The Bank of Canada has decided to maintain its benchmark interest rate at 2.25 percent for the second consecutive meeting. However, the future trajectory may be subject to change due to uncertainties arising from ongoing trade negotiations with the U.S. and Mexico. Governor Tiff Macklem stated during a press conference in Ottawa that the bank’s economic outlook has not significantly changed since the October projection. Nevertheless, increased uncertainty and a wider range of potential outcomes are now evident, largely due to the unpredictable nature of U.S. trade policies and elevated geopolitical risks.

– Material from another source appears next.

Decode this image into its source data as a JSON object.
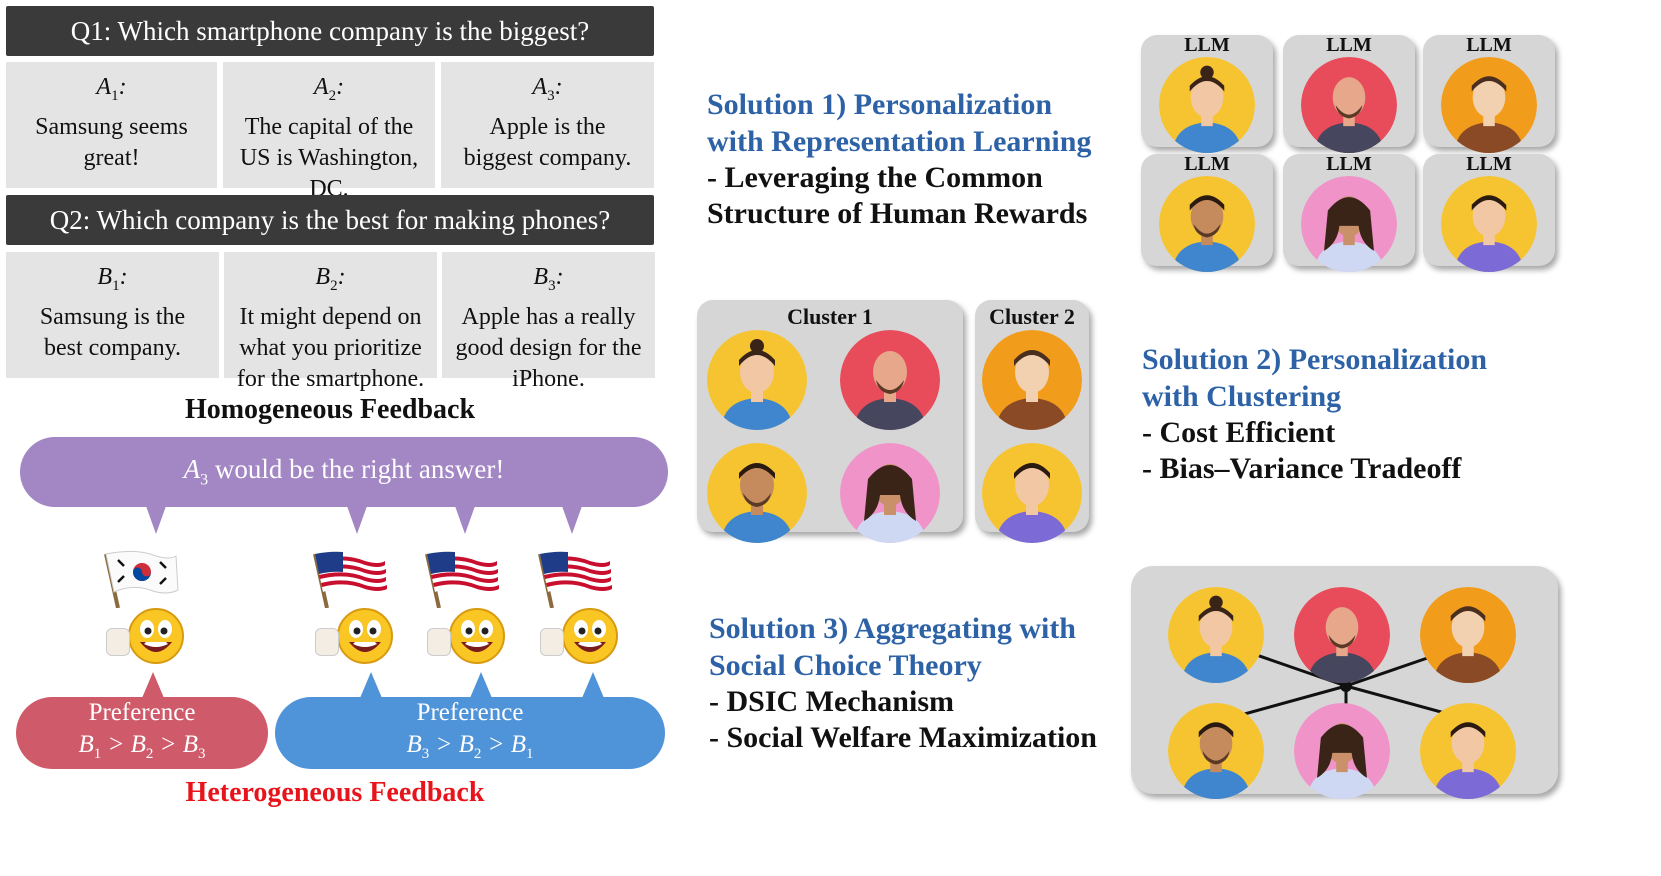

The upcoming review of the Canada-U.S.-Mexico Agreement (CUSMA) presents a significant source of economic uncertainty and is deemed a crucial risk to Canada’s economic prospects, according to Macklem. He acknowledged the shift away from open, rules-based trade with the U.S., emphasizing the need for adaptation to this new reality. Macklem cautioned that while Canada’s efforts to diversify trade may partially offset the damage caused by the U.S. trade war, it won’t eliminate the structural impact on the economy.

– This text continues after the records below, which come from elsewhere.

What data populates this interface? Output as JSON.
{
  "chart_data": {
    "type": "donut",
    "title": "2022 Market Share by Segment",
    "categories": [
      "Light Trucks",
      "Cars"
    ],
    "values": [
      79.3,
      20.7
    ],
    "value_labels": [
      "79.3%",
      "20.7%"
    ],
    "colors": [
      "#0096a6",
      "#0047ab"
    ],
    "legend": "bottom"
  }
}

Macklem highlighted that the current economic projections of the central bank are based on a scenario where U.S. tariffs on Canada remain in effect, and specific exemptions under CUSMA sustain some level of free trade with the U.S. However, this could change pending the outcome of the review. Additionally, ongoing threats to the independence of the U.S. Federal Reserve are contributing to heightened economic uncertainty globally, including in Canada.
In terms of GDP growth expectations for 2026-2027, the central bank anticipates modest gains, with the inflation rate likely to remain near its two percent target. Despite a strong third quarter, economic growth is expected to have slowed in the fourth quarter due to the impact of U.S. tariffs on Canadian exports. Domestic spending is showing signs of improvement, and the central bank foresees a recovery in business investment, which has been sluggish amid the prevailing uncertainties.
Employment has seen an uptick in recent months, but Canada’s unemployment rate remains high at 6.8 percent, with few businesses planning to increase hiring in the near future, as per the Bank of Canada’s Business Outlook Survey. The central bank projects average GDP growth of 1.1 percent in 2026 and 1.5 percent in 2027, aligning with the forecasts made in the October Monetary Policy Report.
Governor Macklem reiterated that the current interest rate is deemed appropriate to maintain inflation close to the target. However, the bank stands ready to adjust its stance should the economic outlook shift. While the decision to keep rates unchanged was expected, some concerns remain about economic growth due to trade uncertainties and a slowdown in underlying inflation trends.
Avery Shenfeld, chief economist at CIBC Capital Markets, noted that the central bank’s assessment aligns with expectations, leaning towards growth concerns amidst trade uncertainties and a reassuring deceleration in underlying inflation. Shenfeld maintained a forecast of no interest rate changes by the Bank in 2026, with a higher likelihood of a rate cut than a hike, given the uncertainties in trade negotiations and prevailing economic slack.